I have found that this is true for $p=1, 2$ and was trying to show the function $f(p) = (a+b)^p + (a-b)^p -2a^p - p(p-1)a^{p-2}b^2 \geq 0$ for $p \in (1,2) $ but have been unable to do so. I differentiated it twice to show that concavity on the interval would guarantee so but was unable to prove so.
Also I know $(a+b)^p + (a-b)^p \geq 2a^p$ by convexity of $x^p$ but haven't found a way to account for the last term. It looks a lot like a derivative but I'm not quite able to proceed with that knowledge.

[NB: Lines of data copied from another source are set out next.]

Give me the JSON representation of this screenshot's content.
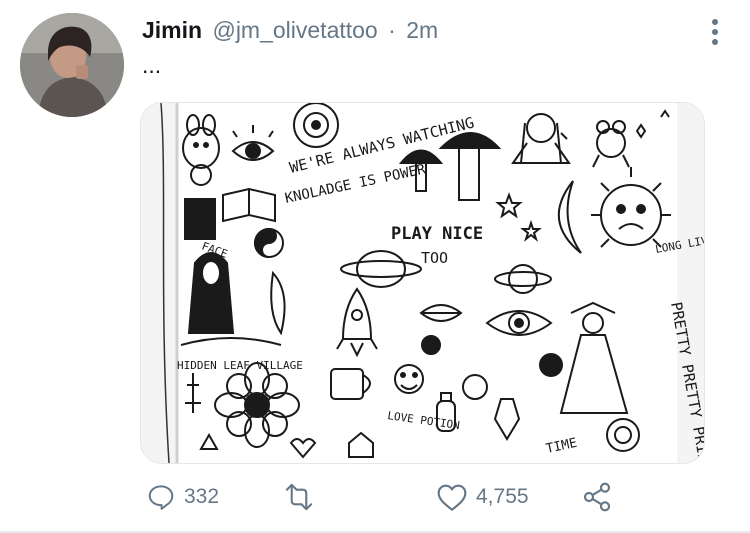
{
  "tweet": {
    "author_name": "Jimin",
    "author_handle": "@jm_olivetattoo",
    "separator": "·",
    "timestamp": "2m",
    "text": "...",
    "image_text": {
      "always_watching": "WE'RE ALWAYS WATCHING",
      "knowledge": "KNOLADGE IS POWER",
      "play_nice": "PLAY NICE",
      "too": "TOO",
      "face": "FACE",
      "long_live": "LONG LIVE",
      "pretty_princess": "PRETTY PRETTY PRINCESS",
      "hidden_leaf": "HIDDEN LEAF VILLAGE",
      "love_potion": "LOVE POTION",
      "time": "TIME"
    }
  },
  "actions": {
    "reply_count": "332",
    "retweet_count": "",
    "like_count": "4,755"
  },
  "colors": {
    "text_primary": "#14171a",
    "text_secondary": "#657786",
    "divider": "#e6ecf0"
  },
  "icons": [
    "more-vertical-icon",
    "reply-icon",
    "retweet-icon",
    "like-icon",
    "share-icon"
  ]
}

$f(p) = (a+b)^p + (a-b)^p -2a^p - p(p-1)a^{p-2}b^2 \geq 0 $
Letting $g(p) = f(p)/a^p $ and $c = b/a$, $g(p) = (1+c)^p + (1-c)^p -2 - p(p-1)c^2 $.
Let $h(c) = (1+c)^p + (1-c)^p -2 - p(p-1)c^2 $. $h(0) = 0$.
$h'(c) =p(1+c)^{p-1}-p(1-c)^{p-1}-2p(p-1)c =p((1+c)^{p-1}-(1-c)^{p-1}-2(p-1)c) $ so $h'(0) = 0$.
Then $h''(c) =p(p-1)((1+c)^{p-2}+(1-c)^{p-2}-2) $.
$h''(0) = 0$ and $h'''(c) =p(p-1)(p-2)((1+c)^{p-3}-(1-c)^{p-3}) \gt 0 $ since $p(p-1)(p-2) < 0$, $0 < (1+c)^{p-3} < 1$, and $(1-c)^{p-3} > 1$.
Therefore, working our way back, $h''(c) > 0$ for $0 < c < 1$, $h'(c) > 0$ for $0 < c < 1$, and, finally, $h(c) > 0$ for $0 < c < 1$.